Like that? Well, many have already addressed the seeming overreaction to the tattered flag, so…
That’s my brother and his wife, out with us and the rest of the family (my other siblings and parents, and our kids) at a restaurant. Brother and Wife started having a disagreement that escalated into a louder argument. Each side got louder, neither backed down, even with us speaking out in lowered, embarrassed voices, they kept at it. There was no interrupting the dynamic there.
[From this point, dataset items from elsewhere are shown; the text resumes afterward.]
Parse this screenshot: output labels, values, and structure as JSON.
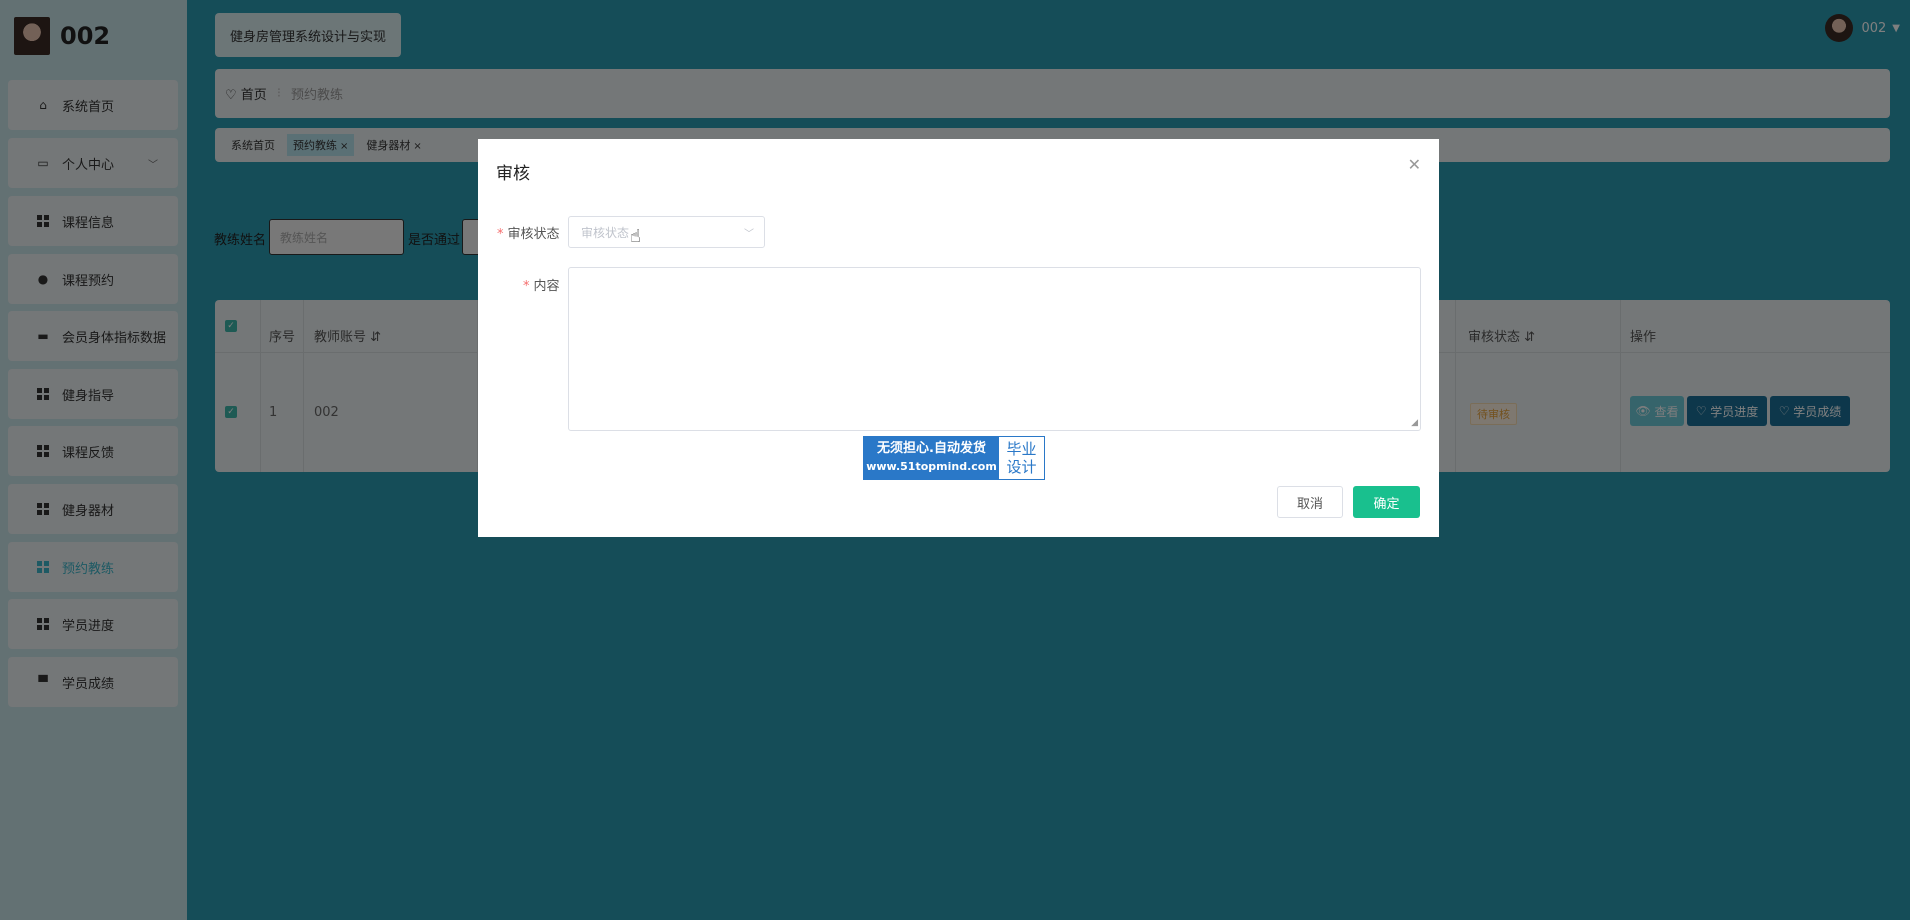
{
  "sidebar": {
    "brand_name": "002",
    "items": [
      {
        "label": "系统首页",
        "icon": "home-icon"
      },
      {
        "label": "个人中心",
        "icon": "id-card-icon"
      },
      {
        "label": "课程信息",
        "icon": "grid-icon"
      },
      {
        "label": "课程预约",
        "icon": "user-icon"
      },
      {
        "label": "会员身体指标数据",
        "icon": "monitor-icon"
      },
      {
        "label": "健身指导",
        "icon": "grid-icon"
      },
      {
        "label": "课程反馈",
        "icon": "grid-icon"
      },
      {
        "label": "健身器材",
        "icon": "grid-icon"
      },
      {
        "label": "预约教练",
        "icon": "grid-icon"
      },
      {
        "label": "学员进度",
        "icon": "grid-icon"
      },
      {
        "label": "学员成绩",
        "icon": "printer-icon"
      }
    ]
  },
  "header": {
    "system_title": "健身房管理系统设计与实现",
    "user_name": "002"
  },
  "breadcrumb": {
    "home": "首页",
    "current": "预约教练"
  },
  "tabs": [
    {
      "label": "系统首页"
    },
    {
      "label": "预约教练",
      "closable": "×"
    },
    {
      "label": "健身器材",
      "closable": "×"
    }
  ],
  "search": {
    "coach_label": "教练姓名",
    "coach_placeholder": "教练姓名",
    "passed_label": "是否通过"
  },
  "table": {
    "headers": {
      "index": "序号",
      "account": "教师账号",
      "status": "审核状态",
      "ops": "操作"
    },
    "rows": [
      {
        "index": "1",
        "account": "002",
        "status": "待审核"
      }
    ],
    "buttons": {
      "view": "查看",
      "progress": "学员进度",
      "score": "学员成绩"
    }
  },
  "dialog": {
    "title": "审核",
    "status_label": "审核状态",
    "status_placeholder": "审核状态",
    "content_label": "内容",
    "required_mark": "*",
    "cancel": "取消",
    "confirm": "确定",
    "ad_line1": "无须担心.自动发货",
    "ad_line2": "www.51topmind.com",
    "ad_right1": "毕业",
    "ad_right2": "设计"
  },
  "colors": {
    "main_bg": "#2b9ab0",
    "sidebar_bg": "#c7e3e7",
    "accent": "#3cb4c8",
    "confirm": "#19c08e",
    "warning": "#e6a23c"
  }
}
That’s what the supermarket clerk told me about the hot chickens she was dumping. She said they donate left-over food for the homeless, but they can’t do it with hot or refrigerated foods, because they have to be kept hot or cold until served. So the homeless charitable organization that drives around trucks to pick up the stuff would have to be heated or refrigerated [ETA: *], and then the organization would have to keep it hot or cold (or the supermarket would have to, if they kept around until the next day), and nobody wants to deal with that.
And then, one evil day, some homeless person got salmonella, allegedly from a donated hot chicken or something, and the lawyers pounced, so now the homeless people can eat grass or something while all the supermarkets toss a dozen hot chickens every evening.
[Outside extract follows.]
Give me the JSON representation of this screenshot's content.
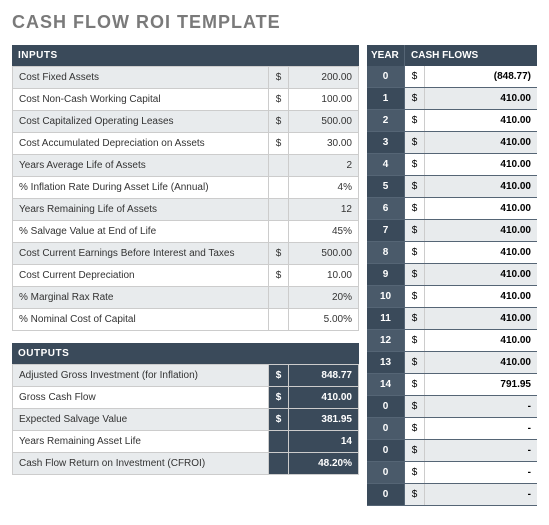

There’s still some crime against humanity going down there, not to mention the crime against all those chickens who died in vain.
ETA: I mean, the trucks have to have heat or refrigeration, of course.
In Rocky’s defense, you can hit a toddler as hard as you fucking want with bread, and the damage is gonna be minimal. Toddlers gotta manup at some point, mightas well be over bread than bricks, capische?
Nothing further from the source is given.